A mountainous area bordering the Adriatic sea has become something of a laughing stock among Italians over the past decade

An aerial image of Old Town, Campobasso (Photo by Blom UK via Getty Images)

Imaginary, faraway lands – Narnia, Oz, Middle-earth – are the sort of thing you usually read about in childhood books.

Molise, however, never quite makes the cut. This mountainous area bordering the Adriatic sea has become something of a laughing stock among Italians over the past decade. If you say you’re from Molise, any good-humoured Italian would say “it doesn’t exist”. There’s even a social media hashtag called Il Molise non esiste. A book has been written and published on this running joke.

I first heard about this fictional place four years ago when my friend in Rome, who had recently got married, decided to move to Molise. When he announced his intention the table burst out laughing. Didn’t he know it wasn’t real?

OK, Molise does actually exist, but it’s tiny. The region is home to around 300,000 Molisani, and a sixth of those people live in the capital, Campobasso.

As if to emphasise its diminutive size, Molise is sandwiched between several of the biggest, most important regions in the country. Lazio has Rome, Abruzzo is up and coming in every travel magazine, Campagnia has the Amalfi coast and Naples, and Puglia is home to some of the best beaches on the continent, as well as being the host of this year’s G7.

Molise is the ancestral home of Robert De Niro and the student-favourite pasta shape, fusilli. And that’s about it.

Curious to learn more, I decided to visit. Molise is split into two provinces, Campobasso and Isernia, making Isernia the second most notable town in the area. I set off.

The ride was smooth and became more beautiful the closer I got. Mountains, hills and greenery are everywhere. I thought to myself, if Molise’s nature looks like this, why does it get the fewest tourists of all the 20 Italian regions?

The answer was pretty clear when I arrived in Isernia and stepped out of the train. 

I wasn’t expecting much from the town. The only train station exit in Italy I’ve ever been bowled over by is Venice – the view of the Grand Canal hits you in a way you’ll never forget. But I suppose I was expecting at least a bustling piazza, especially as I had arrived at lunchtime. 

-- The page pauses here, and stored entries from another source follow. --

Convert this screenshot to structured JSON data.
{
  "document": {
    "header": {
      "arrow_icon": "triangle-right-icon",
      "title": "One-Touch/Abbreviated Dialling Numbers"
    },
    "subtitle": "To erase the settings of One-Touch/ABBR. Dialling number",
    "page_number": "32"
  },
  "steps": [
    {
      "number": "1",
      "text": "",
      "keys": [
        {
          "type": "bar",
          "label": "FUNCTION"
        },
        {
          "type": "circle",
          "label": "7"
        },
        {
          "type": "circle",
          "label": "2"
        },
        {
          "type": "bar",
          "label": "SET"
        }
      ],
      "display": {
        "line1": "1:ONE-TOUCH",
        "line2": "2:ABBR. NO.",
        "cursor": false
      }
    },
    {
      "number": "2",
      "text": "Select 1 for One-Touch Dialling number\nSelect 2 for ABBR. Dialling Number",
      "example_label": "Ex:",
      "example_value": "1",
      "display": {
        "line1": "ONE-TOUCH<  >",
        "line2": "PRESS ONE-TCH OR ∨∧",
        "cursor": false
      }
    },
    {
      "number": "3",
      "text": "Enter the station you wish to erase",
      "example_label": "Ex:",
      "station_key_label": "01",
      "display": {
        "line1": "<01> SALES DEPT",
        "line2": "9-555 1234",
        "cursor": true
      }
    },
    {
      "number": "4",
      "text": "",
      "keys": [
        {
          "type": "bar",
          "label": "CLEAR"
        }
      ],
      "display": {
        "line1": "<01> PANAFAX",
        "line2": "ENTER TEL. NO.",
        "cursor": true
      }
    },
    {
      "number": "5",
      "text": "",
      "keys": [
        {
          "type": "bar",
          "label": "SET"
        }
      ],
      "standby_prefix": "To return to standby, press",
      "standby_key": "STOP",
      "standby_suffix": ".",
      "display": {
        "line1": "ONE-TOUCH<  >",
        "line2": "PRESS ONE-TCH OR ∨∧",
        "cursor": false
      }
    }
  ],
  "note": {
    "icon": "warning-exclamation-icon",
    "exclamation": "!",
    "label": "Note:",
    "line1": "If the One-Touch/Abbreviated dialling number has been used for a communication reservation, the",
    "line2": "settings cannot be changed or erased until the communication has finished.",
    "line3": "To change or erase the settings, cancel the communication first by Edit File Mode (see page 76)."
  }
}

Instead, I was met by a glum piazza, and a town centre scattered sparsely with people. Even the name of Isernia train station looked as though it had been half rubbed out, as though in denial of what it actually was.

It was probably the quietest town I’ve ever visited in Italy. I’ve seen graveyards with more life. That’s not to say the town centre was ugly – far from it. There was a beautiful fountain, a cathedral with a wonderful decorated ceiling and a museum where I learned that Molise is the youngest of the Italian regions after splitting with neighbouring Abruzzo in 1963. There have been rumours of the two reuniting again due to Molise’s weak GDP, but the regional president, Quintino Pallante, laid those rumours to rest three months ago when he ruled it out. 

“We’re our own little place,” said the manager of Sapiens Cafè, an eatery just off the central square. I was one of three customers. “Isernia is a small town and Molise is a small region, but it is home and there are things to do here too, especially for wildlife,” he continued. 

I asked him what he thought about Molise being the butt of Italian regional jokes. “You have to laugh about it, because it is amusing. Of course it exists. I think it makes people more curious to come here.”

I wolfed down the remainder of my panino and headed outside to see a tourist bus pulling up by the stop opposite the cafe. Perhaps the hashtag is working.

And why shouldn’t it? Not many people can say they’ve been somewhere that doesn’t exist.